Likewise, the men in these stories are mostly rich, apathetic and fully absorbed in the depravities of this dying world, whether it’s the small-time village electrician Nawabdin or the oligarchs of the Harouni family and their patrons, using the well-entrenched and well-oiled system of patronage to their base advantage — winning voters, bedding mistresses or making a quick buck. In this world, the ways and means of making profits are as skewed as the concepts of justice and fairplay. Yet, there are men like Murad Talwan from the short story ‘Lily,’ who represent a hope that with their foreign education and liberal, sophisticated views, feudalism could yet be reformed from within and saved from total collapse. However, such redemptive qualities are surrendered very quickly at the altar of self and ego by each of the male characters in the collection.

The writer cleverly avoids ascribing a time period to his stories, yet at various points the stories are peppered with his ingenious nods to historical references. Consequently, one gets a hint of how feudalism in Pakistan has survived well into the 1990s and post 9/11, when the feudal oligarchs merely transformed themselves into businessmen; this success is undoubtedly owed to their collaboration with the military, the bureaucracy and the police. Feudalism is well and alive in Pakistan, and it is more than just a mindset, unlike what some Pakistani intellectuals claim. But as two of the characters in these stories, Makhdoom Talwan and Lily, in a contemporary nod to the ambitious Tancredi, desperate to save the declining Sicilian aristocracy from ruin in Lampedusa’s celebrated novel Il Gattopardo (The Leopard), do recognise the fact that it is ultimately an artificial and decaying world. And unless the parasitic inhabitants of this world address the central issues of land reform and socio-economic justice (both for the peasant and the woman), it is bound to collapse. To quote Tancredi, “If we want things to stay as they are, things will have to change.” The sooner this is recognised by the young Bhutto-Zardaris, Legharis, Gill….anis and Khars now dominating Pakistan’s parliament, the better.

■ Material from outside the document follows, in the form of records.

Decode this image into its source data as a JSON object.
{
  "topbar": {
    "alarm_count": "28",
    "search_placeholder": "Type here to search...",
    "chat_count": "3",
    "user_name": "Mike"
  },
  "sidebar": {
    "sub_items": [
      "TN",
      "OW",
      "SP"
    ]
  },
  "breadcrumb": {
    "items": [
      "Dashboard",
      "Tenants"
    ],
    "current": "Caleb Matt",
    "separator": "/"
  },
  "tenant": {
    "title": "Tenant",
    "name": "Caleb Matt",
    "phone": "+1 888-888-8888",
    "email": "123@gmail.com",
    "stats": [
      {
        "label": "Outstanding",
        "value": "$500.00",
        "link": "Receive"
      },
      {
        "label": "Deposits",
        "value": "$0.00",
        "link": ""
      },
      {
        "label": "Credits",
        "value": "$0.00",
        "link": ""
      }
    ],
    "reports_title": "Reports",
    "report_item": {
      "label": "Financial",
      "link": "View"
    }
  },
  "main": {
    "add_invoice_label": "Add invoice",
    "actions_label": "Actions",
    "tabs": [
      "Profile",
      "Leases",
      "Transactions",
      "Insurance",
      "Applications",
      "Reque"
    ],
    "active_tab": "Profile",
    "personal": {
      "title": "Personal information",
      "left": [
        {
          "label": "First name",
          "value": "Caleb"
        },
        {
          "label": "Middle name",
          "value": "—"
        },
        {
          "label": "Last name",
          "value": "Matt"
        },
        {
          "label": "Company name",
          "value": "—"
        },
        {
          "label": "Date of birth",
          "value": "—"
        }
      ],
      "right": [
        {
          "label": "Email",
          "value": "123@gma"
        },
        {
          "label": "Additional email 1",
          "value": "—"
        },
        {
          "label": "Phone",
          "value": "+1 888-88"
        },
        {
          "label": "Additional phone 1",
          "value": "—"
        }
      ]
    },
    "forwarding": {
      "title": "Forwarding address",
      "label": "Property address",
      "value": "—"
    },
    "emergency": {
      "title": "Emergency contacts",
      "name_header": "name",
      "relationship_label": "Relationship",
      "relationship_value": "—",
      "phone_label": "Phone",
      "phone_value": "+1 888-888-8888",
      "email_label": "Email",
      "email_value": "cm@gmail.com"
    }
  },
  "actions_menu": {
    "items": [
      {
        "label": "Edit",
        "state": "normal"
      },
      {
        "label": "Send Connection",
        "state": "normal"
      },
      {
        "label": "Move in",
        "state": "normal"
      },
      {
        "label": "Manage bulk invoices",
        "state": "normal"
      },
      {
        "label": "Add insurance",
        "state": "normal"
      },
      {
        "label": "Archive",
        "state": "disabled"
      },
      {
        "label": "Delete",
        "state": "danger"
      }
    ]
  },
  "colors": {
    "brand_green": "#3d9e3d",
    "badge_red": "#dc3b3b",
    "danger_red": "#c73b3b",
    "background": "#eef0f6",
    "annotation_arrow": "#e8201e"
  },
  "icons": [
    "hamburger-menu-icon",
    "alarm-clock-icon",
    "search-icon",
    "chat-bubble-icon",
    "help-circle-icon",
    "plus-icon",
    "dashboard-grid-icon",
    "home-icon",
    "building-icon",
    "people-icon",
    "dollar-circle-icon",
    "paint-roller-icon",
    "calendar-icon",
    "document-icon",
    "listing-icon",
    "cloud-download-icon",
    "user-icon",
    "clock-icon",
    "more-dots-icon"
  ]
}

One wishes Mueenuddin had also exposed the role established religion plays in reinforcing the coercive power of feudalism, apart from the mullah’s nominal role in performing legal marriages and overzealously sanctifying illegitimate liaisons.

Whatever one’s disagreements with Mueenuddin’s depiction of Pakistan’s feudal milieu and its appended leisure class, he deserves to be commended for breaking into hitherto uncharted terrain in Pakistani English writing.

The writer is a social scientist, translator, book critic and a prize-winning dramatic reader based in Lahore.